Units in the last place (ULP) is the distance between two adjacent floating-point numbers at a given value. It represents the smallest possible change in a number’s representation at that magnitude.
ULP is a function of the number’s exponent and can be calculated with the following expression:
ULP(x) = nextafter(x, +inf) - x
Building on the example from the previous section:
Fixed B = 2, p = 3, e^max = 2, e^min = -1
Significand | × 2⁻¹ | × 2⁰ | × 2¹ | × 2² |
---|---|---|---|---|
1.00 (1.0) | 0.5 | 1.0 | 2.0 | 4.0 |
1.01 (1.25) | 0.625 | 1.25 | 2.5 | 5.0 |
1.10 (1.5) | 0.75 | 1.5 | 3.0 | 6.0 |
1.11 (1.75) | 0.875 | 1.75 | 3.5 | 7.0 |
Based on the above definition, you can compute the ULP values for the numbers in this set as follows:
ULP(0.625) = nextafter(0.625, +inf) - 0.625 = 0.75-0.625 = 0.125
ULP(4.0) = 1.0
As the exponent of x
increases, ULP(x)
increases exponentially. That is, the spacing between floating-point values grows with the magnitude of x.
Numbers with the same exponent have the same ULP.
For normalized IEEE-754 floating-point numbers, a similar behavior is observed: the distance between two adjacent representable values — that is, ULP(x) — is a power of two that depends only on the exponent of x.
A faster, commonly used expression for ULP is:
ULP(x) = 2^(e-p+1)
Where:
e
is the unbiased exponent (in the IEEE-754 definition of single precision this is E-127
)p
is the precision (23 for IEEE-754 single-precision)When computing the ULP of IEEE-754 floats, this expression becomes:
ULP(x) = 2^(e-23)
This expression is often used in mathematical computations of ULP since it offers performance benefits.
Note that for denormal numbers, the latter expression does not apply.

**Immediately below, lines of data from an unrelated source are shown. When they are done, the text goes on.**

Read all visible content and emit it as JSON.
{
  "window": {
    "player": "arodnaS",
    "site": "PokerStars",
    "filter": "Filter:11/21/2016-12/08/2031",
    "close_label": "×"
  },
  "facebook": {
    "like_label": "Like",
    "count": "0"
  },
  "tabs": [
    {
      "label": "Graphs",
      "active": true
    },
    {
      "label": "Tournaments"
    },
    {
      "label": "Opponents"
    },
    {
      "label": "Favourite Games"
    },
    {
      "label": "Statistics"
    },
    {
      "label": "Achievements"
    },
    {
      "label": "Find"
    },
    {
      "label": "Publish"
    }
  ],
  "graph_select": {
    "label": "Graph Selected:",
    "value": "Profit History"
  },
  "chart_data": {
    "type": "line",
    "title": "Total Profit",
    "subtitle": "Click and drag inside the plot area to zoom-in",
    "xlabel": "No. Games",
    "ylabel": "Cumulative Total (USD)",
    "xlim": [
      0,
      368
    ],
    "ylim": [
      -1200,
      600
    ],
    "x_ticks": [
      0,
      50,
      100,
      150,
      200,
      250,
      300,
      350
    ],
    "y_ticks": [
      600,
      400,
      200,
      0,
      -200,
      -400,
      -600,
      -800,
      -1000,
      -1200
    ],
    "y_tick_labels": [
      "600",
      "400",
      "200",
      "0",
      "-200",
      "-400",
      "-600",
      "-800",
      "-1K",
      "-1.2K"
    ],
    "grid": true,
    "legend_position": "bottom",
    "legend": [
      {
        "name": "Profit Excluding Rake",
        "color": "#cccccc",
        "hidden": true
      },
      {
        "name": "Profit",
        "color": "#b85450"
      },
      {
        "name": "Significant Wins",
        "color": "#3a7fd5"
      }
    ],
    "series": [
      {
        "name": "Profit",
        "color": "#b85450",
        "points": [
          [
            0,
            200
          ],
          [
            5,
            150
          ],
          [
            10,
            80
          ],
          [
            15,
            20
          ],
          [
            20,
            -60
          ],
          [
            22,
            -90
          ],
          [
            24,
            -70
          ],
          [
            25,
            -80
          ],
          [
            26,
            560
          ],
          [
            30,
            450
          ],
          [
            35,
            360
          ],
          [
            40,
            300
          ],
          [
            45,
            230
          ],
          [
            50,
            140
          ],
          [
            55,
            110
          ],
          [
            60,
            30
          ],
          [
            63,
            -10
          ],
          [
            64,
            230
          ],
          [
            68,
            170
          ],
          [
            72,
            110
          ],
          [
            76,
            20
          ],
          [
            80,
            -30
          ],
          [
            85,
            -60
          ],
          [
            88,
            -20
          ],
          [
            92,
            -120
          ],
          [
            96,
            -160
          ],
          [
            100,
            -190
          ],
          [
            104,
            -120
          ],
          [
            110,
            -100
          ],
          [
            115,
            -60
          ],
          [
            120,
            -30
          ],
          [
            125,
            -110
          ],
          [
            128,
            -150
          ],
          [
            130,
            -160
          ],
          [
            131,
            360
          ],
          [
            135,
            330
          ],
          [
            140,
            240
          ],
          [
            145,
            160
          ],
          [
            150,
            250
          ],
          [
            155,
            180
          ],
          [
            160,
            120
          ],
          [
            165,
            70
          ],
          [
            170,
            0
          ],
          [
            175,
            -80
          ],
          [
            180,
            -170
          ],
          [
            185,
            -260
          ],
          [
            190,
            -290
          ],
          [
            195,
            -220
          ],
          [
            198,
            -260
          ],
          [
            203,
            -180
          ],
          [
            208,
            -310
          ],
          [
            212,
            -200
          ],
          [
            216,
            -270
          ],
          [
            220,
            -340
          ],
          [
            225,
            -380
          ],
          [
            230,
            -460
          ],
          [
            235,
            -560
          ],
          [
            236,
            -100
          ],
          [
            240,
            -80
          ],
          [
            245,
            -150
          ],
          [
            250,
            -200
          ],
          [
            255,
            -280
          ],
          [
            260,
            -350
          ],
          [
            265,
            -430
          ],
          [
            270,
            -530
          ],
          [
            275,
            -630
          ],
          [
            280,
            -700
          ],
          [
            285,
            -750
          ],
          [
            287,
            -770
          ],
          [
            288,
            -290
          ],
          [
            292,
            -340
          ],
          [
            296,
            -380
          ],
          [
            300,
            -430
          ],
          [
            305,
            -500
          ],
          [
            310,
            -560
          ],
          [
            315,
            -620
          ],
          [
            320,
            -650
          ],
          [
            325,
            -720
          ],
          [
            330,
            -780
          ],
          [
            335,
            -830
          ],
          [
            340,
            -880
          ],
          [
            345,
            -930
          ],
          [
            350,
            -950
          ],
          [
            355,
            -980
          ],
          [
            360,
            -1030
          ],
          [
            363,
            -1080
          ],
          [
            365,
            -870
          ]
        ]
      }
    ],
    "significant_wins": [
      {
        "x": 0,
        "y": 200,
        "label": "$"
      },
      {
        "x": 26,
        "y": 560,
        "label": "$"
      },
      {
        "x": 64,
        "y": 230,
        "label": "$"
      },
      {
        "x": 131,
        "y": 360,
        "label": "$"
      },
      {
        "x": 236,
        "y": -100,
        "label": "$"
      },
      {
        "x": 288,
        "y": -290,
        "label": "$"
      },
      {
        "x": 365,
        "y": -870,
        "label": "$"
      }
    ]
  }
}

In single precision as defined in IEEE-754, the smallest positive subnormal is:
min_pos_denormal = 2⁻²³ × 2⁻¹²⁶ = 2⁻¹⁴⁹
The second smallest is:
second_min_pos_denormal = 2⁻²² × 2⁻¹²⁶ = 2⁻¹⁴⁸ = 2 × 2⁻¹⁴⁹
Thus, all denormal numbers are evenly spaced by 2^-149
.
Below is an example of an implementation of the ULP function of a number.

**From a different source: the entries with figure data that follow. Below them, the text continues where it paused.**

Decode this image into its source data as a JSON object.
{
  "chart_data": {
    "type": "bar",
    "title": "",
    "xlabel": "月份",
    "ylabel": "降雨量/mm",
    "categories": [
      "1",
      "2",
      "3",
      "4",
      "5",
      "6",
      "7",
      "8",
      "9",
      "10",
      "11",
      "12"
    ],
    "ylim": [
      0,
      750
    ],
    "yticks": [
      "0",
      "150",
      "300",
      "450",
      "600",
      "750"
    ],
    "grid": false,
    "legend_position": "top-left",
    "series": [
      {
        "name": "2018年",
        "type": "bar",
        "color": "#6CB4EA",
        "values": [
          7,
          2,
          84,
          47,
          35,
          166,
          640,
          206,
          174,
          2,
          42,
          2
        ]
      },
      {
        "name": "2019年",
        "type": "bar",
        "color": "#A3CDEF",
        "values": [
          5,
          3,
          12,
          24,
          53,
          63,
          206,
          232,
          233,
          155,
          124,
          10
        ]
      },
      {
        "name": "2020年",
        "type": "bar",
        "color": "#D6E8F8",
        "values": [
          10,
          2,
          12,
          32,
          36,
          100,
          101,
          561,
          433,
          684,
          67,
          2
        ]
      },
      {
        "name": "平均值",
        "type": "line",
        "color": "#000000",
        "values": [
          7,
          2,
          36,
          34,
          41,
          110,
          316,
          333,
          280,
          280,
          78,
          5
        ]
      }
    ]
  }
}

Use a text editor to save the code below in a file named ulp.h
.
#include <stdint.h>
#include <string.h>
#include <math.h>
// Bit cast float to uint32_t
static inline uint32_t asuint(float x) {
uint32_t u;
memcpy(&u, &x, sizeof(u));
return u;
}
// Compute exponent of ULP spacing at x
static inline int ulpscale(float x) {
// Recover the biased exponent E
int e = asuint(x) >> 23 & 0xff;
if (e == 0)
e++; // handle subnormals
// Compute the ULP exponent: e - p = E - 127 - 23
return e - 127 - 23;
}
// Compute ULP spacing at x using ulpscale and scalbnf
static float ulp(float x) {
return scalbnf(1.0f, ulpscale(x));
}
There are three key functions in this implementation:
asuint(x)
function reinterprets the bit pattern of a float as a 32-bit unsigned integer, allowing the extraction of specific bit fields such as the exponent.ulpscale(x)
function returns the base-2 exponent of the ULP spacing at a given float value x, which is the result of log2(ULP(x))
. The e
variable in this function corresponds to the quantity E previously mentioned (the bitwise value of the exponent).scalbnf(m, n)
function (a standard function declared in math.h) efficiently evaluates m × 2^n
.Here’s an example program that calls ulp()
to compute the spacing near a float value.
Use a text editor to save the code below in a file named ulp.c
.
#include <stdio.h>
#include "ulp.h"
int main() {
float x = 1.00000001f;
float spacing = ulp(x);
printf("ULP of %.8f is %.a\n", x, spacing);
return 0;
}
Compile the program with GCC.
gcc -O2 ulp.c -o ulp
Run the program:
./ulp
On most systems, the output will print:
ULP of 1.00000000 is 0x1p-23
This is the correct ULP spacing for values near 1.0f in IEEE-754 single-precision format.